Teeth flashing, Sera grinned. Bright and savage. “He won’t act.”

“But…” Kore’s fingers traced the swell where her baby squirmed. Pressing at her navel. “But Nyx… He will. Nyxarion will risk everything. For this,” she said, and her palm flattened over what he’d pumped inside and let it swell. “He already has.”

Gleaming in the hushed dark, Serakh smiled. “Then you understand. That we didn’t follow him into this poisoned tide simply because he called.” Unblinking, Sera’s gaze was burning and intense.

The current shifted between them, warmed by something Kore had never known before.

“We came for you.” Touching her, strong fingers heavy where they found an anchor on Kore’s shoulder, Sera squeezed.

Gentle. A hint of strength kept in check.

“A Siren. The promise of rebirth. Of bloodlines restored.
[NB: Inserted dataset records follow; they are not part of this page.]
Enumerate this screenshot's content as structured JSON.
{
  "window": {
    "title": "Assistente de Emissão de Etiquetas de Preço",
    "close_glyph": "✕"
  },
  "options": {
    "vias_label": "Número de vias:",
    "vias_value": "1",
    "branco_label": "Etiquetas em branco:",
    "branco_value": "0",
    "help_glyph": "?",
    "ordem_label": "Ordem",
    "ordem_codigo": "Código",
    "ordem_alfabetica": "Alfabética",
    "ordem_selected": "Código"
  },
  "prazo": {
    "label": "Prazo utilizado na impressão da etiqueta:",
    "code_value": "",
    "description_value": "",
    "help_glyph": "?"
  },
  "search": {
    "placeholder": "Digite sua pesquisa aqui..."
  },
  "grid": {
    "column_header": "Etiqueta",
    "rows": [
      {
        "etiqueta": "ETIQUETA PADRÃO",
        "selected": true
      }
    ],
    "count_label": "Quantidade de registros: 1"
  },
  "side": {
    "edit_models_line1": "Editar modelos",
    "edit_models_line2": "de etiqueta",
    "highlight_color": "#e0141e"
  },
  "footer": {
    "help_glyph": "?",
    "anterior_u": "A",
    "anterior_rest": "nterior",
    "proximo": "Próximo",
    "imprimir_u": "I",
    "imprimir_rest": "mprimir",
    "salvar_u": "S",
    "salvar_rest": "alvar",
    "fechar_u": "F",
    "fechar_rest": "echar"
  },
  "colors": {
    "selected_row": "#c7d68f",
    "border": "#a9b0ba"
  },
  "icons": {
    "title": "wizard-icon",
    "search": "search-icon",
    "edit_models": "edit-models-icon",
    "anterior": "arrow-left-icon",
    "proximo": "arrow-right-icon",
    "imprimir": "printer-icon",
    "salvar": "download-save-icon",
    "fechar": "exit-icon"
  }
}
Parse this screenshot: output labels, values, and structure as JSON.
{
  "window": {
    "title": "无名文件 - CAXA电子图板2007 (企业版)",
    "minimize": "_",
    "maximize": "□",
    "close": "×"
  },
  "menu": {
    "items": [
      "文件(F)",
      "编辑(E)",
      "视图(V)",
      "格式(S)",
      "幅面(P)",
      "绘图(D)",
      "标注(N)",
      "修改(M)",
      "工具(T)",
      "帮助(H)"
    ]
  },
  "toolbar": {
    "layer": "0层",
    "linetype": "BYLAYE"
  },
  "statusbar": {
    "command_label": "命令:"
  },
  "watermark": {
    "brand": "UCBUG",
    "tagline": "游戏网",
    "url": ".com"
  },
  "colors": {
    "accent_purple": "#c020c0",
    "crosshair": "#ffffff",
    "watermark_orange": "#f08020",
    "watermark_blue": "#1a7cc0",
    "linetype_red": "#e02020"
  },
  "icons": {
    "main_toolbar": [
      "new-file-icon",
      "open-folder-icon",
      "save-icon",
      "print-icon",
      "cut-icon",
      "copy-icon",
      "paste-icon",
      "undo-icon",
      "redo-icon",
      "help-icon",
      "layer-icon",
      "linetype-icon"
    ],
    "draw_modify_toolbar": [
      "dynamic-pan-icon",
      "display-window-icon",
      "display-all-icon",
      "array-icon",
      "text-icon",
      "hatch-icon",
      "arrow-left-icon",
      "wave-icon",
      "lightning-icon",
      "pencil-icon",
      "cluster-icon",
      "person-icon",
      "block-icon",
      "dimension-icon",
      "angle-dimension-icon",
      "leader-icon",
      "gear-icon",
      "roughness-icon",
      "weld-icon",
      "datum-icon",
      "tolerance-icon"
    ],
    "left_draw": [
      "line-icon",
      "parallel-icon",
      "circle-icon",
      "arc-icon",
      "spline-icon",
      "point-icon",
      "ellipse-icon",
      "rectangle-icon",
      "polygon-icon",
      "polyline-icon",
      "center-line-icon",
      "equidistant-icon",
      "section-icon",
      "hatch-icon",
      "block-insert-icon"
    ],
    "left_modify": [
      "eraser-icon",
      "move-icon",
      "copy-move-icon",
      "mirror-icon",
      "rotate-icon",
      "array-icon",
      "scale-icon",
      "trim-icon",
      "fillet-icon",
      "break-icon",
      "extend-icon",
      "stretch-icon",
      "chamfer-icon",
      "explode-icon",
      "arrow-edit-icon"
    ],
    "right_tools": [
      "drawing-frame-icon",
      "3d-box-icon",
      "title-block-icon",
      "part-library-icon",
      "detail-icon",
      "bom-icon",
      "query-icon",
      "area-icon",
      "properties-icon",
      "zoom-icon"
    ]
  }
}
The whisper of hope that our children might one day be born strong enough to lift what was lost. So we who remain aren’t left to watch them dissolve into nothing across a thousand empty tides. "

Fingers trembling, Sera touched the ritual scars marking her throat. “Every single Pelagorn in Vorynthar braved the poisoned tide and swore fealty to a disgraced prince because of you."